Meram Belediye Başkanı Fatma Toru, 28-30 Eylül tarihlerinde ki Ateşbazı Veli Mutfak kültürü günleri etkinlikleri çerçevesinde ki basın tanıtım toplantısında, Anadolu coğrafyasının çok sayıda medeniyete ev sahipliği yapmasının, ülkemiz için de zengin bir mutfak kültürünü de sağlamıştır. Ülkemiz mutfağının tanıtımı adına ilk kez 2010 yılında İstanbul'da düzenlenen bu etkinlikler, 2014 yılında Konya'ya taşınmıştır. Ateşbaz-ı Veli, Meram ilçemiz sınırlarında meftun, bir Allah dostudur. Mekân ile program ilişkisi anlamında etkinliklerin Konya'da yapılması da çok manidardır. Aynı zamanda Ateşbaz-ı Veli, bizim 'Aşçı dede'mizdir. Şehrin ve ülkenin tanıtımında, Ateşbaz-ı Veli'nin güçlü bir simge olduğu, Ateşbaz-ı Veli'nin, uluslararası arenada adına türbe yapılan ilk aşçı olduğu için de tüm gastronomi çevrelerince de bilinmektedir. Ateşbaz-ı Veli, sadece aşçılığıyla tanınmıyor, bizim için sadece bir mutfak ekolü ve sadece mutfak kültürünün taşıyıcısı de değildir. Ateşbazı Veli, aynı zamanda bir eğitim ve bir terbiye makamıdır. Biz arzu ediyoruz ki Ateşbaz-ı Veli, hem yemek kültürümüzle, hem tasavvufi boyutuyla, hem de eğitim konusunda da bir ekol olması ile uluslararası arenada ve bu anlamda da tanıtabilmek, noktasında ki açıklamalarının da çok dikkate değer olduğunu düşünüyorum.

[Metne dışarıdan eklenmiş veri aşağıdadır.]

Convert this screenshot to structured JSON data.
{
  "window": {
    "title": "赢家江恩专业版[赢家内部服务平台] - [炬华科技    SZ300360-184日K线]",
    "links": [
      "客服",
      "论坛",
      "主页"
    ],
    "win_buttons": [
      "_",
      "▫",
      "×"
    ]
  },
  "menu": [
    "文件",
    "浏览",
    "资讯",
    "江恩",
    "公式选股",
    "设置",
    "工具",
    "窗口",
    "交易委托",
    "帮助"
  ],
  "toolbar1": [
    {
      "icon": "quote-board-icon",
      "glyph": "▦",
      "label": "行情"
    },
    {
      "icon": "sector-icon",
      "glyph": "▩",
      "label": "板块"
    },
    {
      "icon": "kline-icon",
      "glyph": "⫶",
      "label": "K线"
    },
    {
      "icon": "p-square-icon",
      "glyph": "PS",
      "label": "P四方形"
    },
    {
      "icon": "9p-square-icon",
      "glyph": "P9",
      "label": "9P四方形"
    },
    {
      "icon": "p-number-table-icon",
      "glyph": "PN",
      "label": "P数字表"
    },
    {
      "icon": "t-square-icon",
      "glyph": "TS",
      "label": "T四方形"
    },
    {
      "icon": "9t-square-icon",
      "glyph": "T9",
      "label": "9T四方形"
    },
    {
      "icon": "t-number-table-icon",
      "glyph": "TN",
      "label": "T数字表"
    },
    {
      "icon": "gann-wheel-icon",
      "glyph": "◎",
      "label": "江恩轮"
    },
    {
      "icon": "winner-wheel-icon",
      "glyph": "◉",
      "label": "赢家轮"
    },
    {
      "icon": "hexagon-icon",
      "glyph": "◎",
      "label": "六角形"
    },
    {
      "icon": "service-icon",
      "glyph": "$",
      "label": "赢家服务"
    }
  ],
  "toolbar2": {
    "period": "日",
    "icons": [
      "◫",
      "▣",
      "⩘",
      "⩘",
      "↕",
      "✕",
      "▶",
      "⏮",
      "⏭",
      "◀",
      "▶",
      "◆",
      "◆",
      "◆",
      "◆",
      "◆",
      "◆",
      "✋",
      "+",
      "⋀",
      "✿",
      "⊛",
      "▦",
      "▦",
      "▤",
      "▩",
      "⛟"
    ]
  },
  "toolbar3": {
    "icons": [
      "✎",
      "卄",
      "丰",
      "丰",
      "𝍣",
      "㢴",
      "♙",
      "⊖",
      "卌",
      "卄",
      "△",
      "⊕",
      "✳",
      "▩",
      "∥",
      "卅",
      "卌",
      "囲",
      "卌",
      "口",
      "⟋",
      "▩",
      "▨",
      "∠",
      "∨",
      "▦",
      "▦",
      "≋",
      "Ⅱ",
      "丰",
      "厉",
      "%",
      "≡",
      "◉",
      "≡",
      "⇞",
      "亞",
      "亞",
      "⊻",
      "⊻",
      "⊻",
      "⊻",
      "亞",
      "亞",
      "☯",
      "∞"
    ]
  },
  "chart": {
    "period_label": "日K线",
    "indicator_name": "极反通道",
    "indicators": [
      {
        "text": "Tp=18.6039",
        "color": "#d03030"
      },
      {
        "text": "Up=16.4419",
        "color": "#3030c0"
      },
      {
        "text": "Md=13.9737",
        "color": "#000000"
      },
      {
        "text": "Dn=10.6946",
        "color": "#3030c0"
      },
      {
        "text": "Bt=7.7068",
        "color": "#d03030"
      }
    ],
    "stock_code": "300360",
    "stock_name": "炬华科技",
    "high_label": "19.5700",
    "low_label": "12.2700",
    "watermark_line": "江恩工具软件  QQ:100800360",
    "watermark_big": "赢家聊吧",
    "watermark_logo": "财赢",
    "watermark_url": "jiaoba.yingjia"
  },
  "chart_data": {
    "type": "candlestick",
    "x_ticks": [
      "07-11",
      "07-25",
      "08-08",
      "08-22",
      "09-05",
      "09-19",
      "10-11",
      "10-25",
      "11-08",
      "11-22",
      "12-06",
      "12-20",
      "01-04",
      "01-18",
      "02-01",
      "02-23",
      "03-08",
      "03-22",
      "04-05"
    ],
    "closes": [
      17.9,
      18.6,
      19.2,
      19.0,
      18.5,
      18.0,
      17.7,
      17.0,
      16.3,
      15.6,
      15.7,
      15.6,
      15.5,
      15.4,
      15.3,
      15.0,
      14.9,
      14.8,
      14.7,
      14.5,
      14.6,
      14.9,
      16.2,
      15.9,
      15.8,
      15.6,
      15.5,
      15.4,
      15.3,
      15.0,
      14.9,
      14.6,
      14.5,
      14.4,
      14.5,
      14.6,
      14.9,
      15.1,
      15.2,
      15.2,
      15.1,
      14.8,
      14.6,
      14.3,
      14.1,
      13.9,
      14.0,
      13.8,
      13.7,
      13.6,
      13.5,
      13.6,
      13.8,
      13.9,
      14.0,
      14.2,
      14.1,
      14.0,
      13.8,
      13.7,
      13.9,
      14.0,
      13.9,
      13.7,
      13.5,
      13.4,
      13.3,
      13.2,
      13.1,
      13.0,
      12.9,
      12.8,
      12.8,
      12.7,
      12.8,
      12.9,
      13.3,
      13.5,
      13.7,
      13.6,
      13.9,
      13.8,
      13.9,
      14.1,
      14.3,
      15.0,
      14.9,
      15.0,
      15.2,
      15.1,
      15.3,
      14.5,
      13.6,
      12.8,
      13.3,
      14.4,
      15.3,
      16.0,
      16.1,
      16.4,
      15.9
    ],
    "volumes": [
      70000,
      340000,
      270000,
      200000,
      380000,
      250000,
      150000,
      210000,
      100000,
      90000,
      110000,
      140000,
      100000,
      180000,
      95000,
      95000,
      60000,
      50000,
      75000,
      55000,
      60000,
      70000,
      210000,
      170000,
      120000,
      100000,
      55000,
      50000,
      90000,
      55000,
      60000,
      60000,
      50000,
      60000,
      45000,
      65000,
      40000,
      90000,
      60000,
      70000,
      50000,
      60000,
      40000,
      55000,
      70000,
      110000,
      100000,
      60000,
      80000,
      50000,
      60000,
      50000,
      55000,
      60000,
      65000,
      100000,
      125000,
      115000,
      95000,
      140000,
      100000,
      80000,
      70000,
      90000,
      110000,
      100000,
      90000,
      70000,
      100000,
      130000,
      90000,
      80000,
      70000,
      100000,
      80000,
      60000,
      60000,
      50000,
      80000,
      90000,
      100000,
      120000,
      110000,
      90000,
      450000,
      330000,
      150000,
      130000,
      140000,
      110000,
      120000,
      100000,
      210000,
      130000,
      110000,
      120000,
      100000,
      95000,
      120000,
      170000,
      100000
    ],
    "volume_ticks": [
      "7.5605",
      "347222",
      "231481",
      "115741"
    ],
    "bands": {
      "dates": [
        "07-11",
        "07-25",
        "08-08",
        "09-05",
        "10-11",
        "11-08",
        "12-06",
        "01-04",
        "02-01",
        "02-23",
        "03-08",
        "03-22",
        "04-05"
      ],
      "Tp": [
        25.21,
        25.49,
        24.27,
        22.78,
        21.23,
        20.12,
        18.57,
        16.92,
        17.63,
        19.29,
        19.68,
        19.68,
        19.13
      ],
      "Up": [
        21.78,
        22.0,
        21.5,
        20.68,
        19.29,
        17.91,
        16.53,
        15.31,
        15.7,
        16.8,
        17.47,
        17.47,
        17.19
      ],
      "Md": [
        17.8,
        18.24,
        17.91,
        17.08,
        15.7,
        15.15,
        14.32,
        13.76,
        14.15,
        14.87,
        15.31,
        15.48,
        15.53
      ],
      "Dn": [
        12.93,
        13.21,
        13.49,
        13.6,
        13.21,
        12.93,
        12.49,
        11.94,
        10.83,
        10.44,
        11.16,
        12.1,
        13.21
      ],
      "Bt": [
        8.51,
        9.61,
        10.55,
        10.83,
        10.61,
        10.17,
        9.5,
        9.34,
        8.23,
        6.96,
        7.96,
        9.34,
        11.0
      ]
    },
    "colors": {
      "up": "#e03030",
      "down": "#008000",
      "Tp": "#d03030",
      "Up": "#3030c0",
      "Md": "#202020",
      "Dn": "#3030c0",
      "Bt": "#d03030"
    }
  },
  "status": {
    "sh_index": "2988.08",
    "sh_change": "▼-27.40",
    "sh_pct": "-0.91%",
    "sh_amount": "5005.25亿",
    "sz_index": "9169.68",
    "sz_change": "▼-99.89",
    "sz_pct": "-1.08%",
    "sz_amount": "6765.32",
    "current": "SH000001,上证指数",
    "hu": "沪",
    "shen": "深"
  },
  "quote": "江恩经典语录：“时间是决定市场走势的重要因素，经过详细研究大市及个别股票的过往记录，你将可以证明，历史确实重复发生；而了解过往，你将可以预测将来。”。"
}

Ateşbaz-ı Veli, kabaca incelediğimizde; Mevlana Dergâhının en mühim kısımlarından biri Matbah-ı Şerif, en önemli şahsiyetlerinden biri ve temsil ettiği makamdır. Tam bir teslimiyet makamı olan Matbah-ı Şerif'te yüzyıllar boyunca ‘hem aş, hem de gönüller’ pişirilir. Aileyle birlikte Horasan'dan gelen, daha zayıf bir rivayete göre de Karaman'dan bu kutlu kafileye katılan İzzeddin oğlu Yusuf'a, Dergâhta yemek pişirmek için odun kalmayınca Hz. Pir'in himmetiyle ayaklarını kazanın altına sokarak kazanı kaynatması üzerine, yine Hz. Mevlana tarafından ‘Hay ateşbaz, hay!’ denilerek bu isim konulur.
Gastronomi, sözlükte yemekten anlama, iyi yemek sanatı ve yemek bilimi gibi tanımlamalara verilen ve yemeğin alfabesini bilmektir. Yemek, yalnızca yaşamak ve karın doyurmak için yenilmez. Yemek kültürel bir bağdır, ifade sanatıdır, bir yaratıcılıktır, bir sosyalleşmektir! İnsanlar ve uluslar arasında kurulan güçlü bir bağdır. Gastronomi, yemek ve kültürler arasındaki ilişkiyi inceleyen bir uzmanlık alanı da diyebiliriz. Gastronominin içinde hijyen neredeyse ilk sıradadır; Yemeğin anatomisini bilmektir. Hem hijyenik, hem iyi hazırlanmış, hem damağa ve hem de göze hitap eden bir sistemdir. Bir gastronom için yemeğin içindeki malzemelerin kimyasal açıdan da birbirini tamamlıyor olması, birbirleriyle uyum içinde olması, etkileşimlerinin güçlü ve doğru olması, oranları ve ölçüleri, kullanılan malzemelerin tazeliği, mevsiminde olup olmadığı ve hatta yetiştiği toprağın özelliği dahi önemlidir. Turizm fakülteleri bünyesindeki Gastronomi bölümleri ile zengin bir yapıya ve çeşitliliğe de sahip olan Türk mutfak kültürünün akademik bir çerçevede muhafaza edilmesini, gelecek kuşaklara da taşınmasını sağlamak ve bu kültürü dünya arenasında, uluslararası platformlarda da tanıtımı amaçlanmaktadır.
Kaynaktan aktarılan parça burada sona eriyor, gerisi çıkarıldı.